Surfaktan anionik. Surfaktan ini memiliki kepala yang bermuatan negatif. Surfaktan jenis ini banyak digunakan pada industri laundri dan juga efektif dimanfaatkan dalam proses perbaikan atau perawatan tanah

yang tercemar minyak dan senyawa hidrofobik lainnya. Surfaktan ini dapat bereaksi dalam air cucian dengan ion air sadah bermuatan positif seperti kalsium dan magnesium. Reaksi ini menyebabkan deaktifasi parsial pada surfaktan. Semakin banyak ion kalsium atau magnesium di dalam air maka makin banyak pula surfaktan anionik yang akan dideaktifasi. Surfaktan anionik yang banyak digunakan adalah senyaw alkil sulfat, alkil etoksilat dan sabun. 2.2.2 Surfaktan kationik Surfaktan jenis ini memiliki kepala yang bermuatan positif di dalam air. Terdapat tiga kategori surfaktan kationik jika didasarkan pada spesifikasi aplikasinya, yakni: a.

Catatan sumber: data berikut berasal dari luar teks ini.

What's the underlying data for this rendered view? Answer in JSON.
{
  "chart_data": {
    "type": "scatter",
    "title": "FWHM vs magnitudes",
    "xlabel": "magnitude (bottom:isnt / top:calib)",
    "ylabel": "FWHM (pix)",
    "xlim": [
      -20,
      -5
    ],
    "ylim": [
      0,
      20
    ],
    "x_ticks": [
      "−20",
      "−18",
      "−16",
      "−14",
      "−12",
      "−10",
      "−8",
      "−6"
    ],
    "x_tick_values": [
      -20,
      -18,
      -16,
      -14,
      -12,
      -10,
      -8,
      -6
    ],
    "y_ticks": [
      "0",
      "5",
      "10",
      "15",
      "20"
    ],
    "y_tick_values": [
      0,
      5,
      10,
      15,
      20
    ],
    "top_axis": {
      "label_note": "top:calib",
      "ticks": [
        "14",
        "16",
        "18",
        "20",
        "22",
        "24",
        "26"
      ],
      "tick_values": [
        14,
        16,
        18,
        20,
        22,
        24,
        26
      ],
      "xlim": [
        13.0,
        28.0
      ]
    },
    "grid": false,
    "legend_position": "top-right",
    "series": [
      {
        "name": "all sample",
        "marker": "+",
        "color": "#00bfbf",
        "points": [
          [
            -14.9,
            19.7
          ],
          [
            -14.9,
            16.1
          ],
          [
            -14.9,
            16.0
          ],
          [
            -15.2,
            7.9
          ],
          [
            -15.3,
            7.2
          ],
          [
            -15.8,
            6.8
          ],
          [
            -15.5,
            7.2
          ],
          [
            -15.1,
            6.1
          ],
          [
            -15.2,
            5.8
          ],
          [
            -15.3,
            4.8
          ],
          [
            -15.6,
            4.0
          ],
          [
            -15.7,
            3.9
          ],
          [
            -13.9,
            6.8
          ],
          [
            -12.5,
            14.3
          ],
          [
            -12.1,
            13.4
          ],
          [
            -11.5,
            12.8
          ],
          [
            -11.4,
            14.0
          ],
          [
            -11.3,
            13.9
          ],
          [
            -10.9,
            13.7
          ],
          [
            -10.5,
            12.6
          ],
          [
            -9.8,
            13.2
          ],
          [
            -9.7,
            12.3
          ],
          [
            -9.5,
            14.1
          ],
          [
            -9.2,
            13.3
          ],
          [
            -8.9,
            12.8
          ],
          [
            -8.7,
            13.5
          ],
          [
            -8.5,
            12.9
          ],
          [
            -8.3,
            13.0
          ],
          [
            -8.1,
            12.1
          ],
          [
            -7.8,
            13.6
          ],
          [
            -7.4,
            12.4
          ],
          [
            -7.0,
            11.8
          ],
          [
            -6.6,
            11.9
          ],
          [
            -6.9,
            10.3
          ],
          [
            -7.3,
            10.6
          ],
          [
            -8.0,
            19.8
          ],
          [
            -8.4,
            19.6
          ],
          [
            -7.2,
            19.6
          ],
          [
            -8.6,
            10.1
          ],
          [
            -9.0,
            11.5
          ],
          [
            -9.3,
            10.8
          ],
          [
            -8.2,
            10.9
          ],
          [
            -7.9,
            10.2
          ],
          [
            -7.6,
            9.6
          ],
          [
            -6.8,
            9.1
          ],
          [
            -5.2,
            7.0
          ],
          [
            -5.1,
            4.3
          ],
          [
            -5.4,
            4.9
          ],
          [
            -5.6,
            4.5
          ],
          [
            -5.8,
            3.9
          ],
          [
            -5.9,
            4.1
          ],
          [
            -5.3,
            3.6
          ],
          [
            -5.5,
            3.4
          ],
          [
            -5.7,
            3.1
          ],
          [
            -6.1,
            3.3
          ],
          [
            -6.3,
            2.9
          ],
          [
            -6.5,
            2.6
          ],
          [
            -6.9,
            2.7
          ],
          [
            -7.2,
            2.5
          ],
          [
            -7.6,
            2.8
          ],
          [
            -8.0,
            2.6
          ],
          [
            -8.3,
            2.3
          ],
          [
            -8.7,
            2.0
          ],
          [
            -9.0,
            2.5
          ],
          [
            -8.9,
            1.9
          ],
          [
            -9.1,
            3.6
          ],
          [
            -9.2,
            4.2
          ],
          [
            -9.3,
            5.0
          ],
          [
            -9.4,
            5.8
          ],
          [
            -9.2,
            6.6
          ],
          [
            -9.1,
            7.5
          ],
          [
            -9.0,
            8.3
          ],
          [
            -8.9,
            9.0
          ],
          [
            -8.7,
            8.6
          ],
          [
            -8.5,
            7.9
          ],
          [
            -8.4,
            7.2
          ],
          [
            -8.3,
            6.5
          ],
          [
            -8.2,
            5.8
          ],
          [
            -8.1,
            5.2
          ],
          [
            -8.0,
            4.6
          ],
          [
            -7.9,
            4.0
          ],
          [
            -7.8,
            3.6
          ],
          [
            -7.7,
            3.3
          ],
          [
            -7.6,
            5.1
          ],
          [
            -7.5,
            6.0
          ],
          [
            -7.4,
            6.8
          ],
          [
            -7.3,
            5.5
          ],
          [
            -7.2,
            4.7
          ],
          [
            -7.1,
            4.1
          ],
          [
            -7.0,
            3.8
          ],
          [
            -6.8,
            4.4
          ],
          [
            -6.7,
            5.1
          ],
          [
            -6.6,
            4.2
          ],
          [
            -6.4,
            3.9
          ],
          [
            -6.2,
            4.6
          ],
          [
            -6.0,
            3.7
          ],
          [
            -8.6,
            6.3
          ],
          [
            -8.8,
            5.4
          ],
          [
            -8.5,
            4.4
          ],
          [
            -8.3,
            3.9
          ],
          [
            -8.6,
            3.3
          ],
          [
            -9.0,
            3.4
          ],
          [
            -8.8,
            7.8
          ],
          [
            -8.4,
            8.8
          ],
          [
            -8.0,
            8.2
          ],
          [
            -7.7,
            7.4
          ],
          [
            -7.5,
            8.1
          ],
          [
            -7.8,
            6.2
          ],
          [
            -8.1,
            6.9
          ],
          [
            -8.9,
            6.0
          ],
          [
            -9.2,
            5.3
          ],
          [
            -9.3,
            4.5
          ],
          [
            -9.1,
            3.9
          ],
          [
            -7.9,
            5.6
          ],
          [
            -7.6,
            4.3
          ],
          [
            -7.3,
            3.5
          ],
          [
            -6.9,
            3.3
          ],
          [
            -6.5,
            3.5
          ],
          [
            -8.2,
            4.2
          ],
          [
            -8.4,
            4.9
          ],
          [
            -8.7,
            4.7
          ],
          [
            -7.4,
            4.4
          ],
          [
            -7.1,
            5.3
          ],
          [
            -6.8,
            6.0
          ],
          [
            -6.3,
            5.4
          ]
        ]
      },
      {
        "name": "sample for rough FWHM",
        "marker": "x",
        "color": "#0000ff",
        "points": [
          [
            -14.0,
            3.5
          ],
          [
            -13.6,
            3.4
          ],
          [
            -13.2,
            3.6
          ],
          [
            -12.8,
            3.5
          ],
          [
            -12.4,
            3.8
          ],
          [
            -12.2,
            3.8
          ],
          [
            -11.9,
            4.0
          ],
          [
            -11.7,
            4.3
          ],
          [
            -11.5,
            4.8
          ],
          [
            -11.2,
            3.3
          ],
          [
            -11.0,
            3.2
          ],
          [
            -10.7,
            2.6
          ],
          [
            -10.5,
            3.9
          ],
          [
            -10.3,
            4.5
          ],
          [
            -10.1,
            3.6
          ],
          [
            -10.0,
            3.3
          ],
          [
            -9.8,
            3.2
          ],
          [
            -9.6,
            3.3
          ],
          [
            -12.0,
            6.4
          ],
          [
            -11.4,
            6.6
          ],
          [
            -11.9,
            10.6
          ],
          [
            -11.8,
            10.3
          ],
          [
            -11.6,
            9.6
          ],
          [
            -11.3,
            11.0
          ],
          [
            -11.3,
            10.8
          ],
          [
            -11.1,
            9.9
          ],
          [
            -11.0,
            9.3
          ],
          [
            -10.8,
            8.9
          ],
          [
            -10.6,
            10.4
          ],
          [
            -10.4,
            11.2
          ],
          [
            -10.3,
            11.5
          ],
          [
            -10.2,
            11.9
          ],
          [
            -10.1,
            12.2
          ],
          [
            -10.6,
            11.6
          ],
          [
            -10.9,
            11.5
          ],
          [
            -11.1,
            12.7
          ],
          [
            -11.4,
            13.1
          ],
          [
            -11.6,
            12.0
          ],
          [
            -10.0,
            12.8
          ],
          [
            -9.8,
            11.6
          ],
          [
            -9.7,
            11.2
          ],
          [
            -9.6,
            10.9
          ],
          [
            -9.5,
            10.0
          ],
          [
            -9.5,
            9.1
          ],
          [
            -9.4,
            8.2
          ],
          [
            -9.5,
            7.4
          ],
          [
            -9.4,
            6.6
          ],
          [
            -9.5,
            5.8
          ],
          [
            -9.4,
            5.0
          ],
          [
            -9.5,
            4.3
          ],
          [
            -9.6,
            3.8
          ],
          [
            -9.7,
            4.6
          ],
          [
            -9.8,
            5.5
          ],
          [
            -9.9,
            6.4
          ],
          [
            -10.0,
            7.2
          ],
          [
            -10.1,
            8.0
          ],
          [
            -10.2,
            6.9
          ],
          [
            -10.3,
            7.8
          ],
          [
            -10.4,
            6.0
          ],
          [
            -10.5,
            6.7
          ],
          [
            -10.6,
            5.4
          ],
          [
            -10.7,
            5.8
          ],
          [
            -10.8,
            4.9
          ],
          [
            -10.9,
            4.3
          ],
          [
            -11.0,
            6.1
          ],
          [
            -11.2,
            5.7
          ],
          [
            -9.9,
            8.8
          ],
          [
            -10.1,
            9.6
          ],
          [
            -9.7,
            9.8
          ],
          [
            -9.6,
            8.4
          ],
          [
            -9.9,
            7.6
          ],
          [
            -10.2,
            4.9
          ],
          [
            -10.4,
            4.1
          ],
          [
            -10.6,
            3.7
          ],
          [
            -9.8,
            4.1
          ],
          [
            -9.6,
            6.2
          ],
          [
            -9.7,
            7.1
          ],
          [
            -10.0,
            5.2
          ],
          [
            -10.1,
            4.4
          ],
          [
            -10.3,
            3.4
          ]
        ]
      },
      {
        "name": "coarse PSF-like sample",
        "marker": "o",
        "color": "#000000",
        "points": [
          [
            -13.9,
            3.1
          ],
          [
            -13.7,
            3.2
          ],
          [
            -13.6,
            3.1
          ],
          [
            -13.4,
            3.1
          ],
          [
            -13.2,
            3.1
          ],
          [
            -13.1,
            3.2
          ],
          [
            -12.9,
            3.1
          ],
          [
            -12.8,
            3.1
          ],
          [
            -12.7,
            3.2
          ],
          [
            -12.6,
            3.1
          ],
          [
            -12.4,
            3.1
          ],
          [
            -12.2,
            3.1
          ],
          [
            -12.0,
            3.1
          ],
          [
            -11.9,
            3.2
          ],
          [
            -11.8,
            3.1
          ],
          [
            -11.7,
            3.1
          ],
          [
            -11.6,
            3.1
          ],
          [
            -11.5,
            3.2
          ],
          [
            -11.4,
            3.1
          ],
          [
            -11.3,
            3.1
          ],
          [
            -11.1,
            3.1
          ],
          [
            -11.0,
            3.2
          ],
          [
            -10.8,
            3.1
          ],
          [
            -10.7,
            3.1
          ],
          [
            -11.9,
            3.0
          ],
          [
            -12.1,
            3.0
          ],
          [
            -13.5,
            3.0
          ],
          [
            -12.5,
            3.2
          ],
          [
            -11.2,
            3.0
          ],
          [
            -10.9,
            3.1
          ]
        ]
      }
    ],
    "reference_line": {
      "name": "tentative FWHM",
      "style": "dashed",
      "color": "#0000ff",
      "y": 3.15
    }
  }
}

Pada industri pelembut dan deterjen, surfaktan kationik menybabkan terjadinya kelembutan. Penggunaan utamanya adalah pada produk-produk laundri sebagai pelembut. Salah satu contoh surfaktan kationik adalah esterquat. b. Pada laundri deterjen, surfaktan kationik (muatan positif) meningkatkan packing molekul surfaktan anionik (muatan negatif) pada antarmuka air. Contoh surfaktan ini adalah surfaktan dari sistem mono alkil kuartener. c. Pada pembersih rumah dan kamar mandi, surfaktan kationik sebagai agen disinfektan. 2.2.3 Surfaktan nonionik Surfaktan ini tidak memiliki muatan, sehingga menjadi penghambat bagi dekativasi kesadahan air. Kebanyakan surfaktan nonionik berasal dari ester alkohol lemak. Contoh surfaktan ini adalah ester gliserin asam lemak dan ester sorbitan asam lemak. Gambar 6 menunjukkan representasi surfaktan nonionik. 2.2.4 Surfaktan amfoter/zwiterionik Surfaktan ini memiliki muatan positif dan negatif. Ia dapat berupa anionik, kationik atau ninionik dalam suatu larutan tergantung pada pH air yang digunakan. Surfaktan ini bisa terdiri dari dua gugus muatan dengan tanda yang berbeda 2.3 Mekanisme Kerja Surfaktan Pada aplikasinya sebagai bahan pembersih untuk material kain, tanah dan sejenisnya, surfaktan dapat bekerja melalui tiga cara yang berbeda, yakni roll up, emulsifikasi dan solubilisasi. a. Roll up Pada mekanisme ini, surfaktan bekerja dengan menurunkan tegangan antarmuka antara minyak dengan kain atau material lain yang terjadi dalam larutan berair. b. Emulsifikasi Pada mekanisme ini surfaktanmenurunkan tegangan antarmuka minyak-larutan dan menyebabkan proses emulsifikasi terjadi. c. Solubilisasi Melalui interaksi dengan misel dari surfaktan dalam air (pelarut), senyawa secara simultan terlarut dan membentuk larutan yang stabil dan jernih.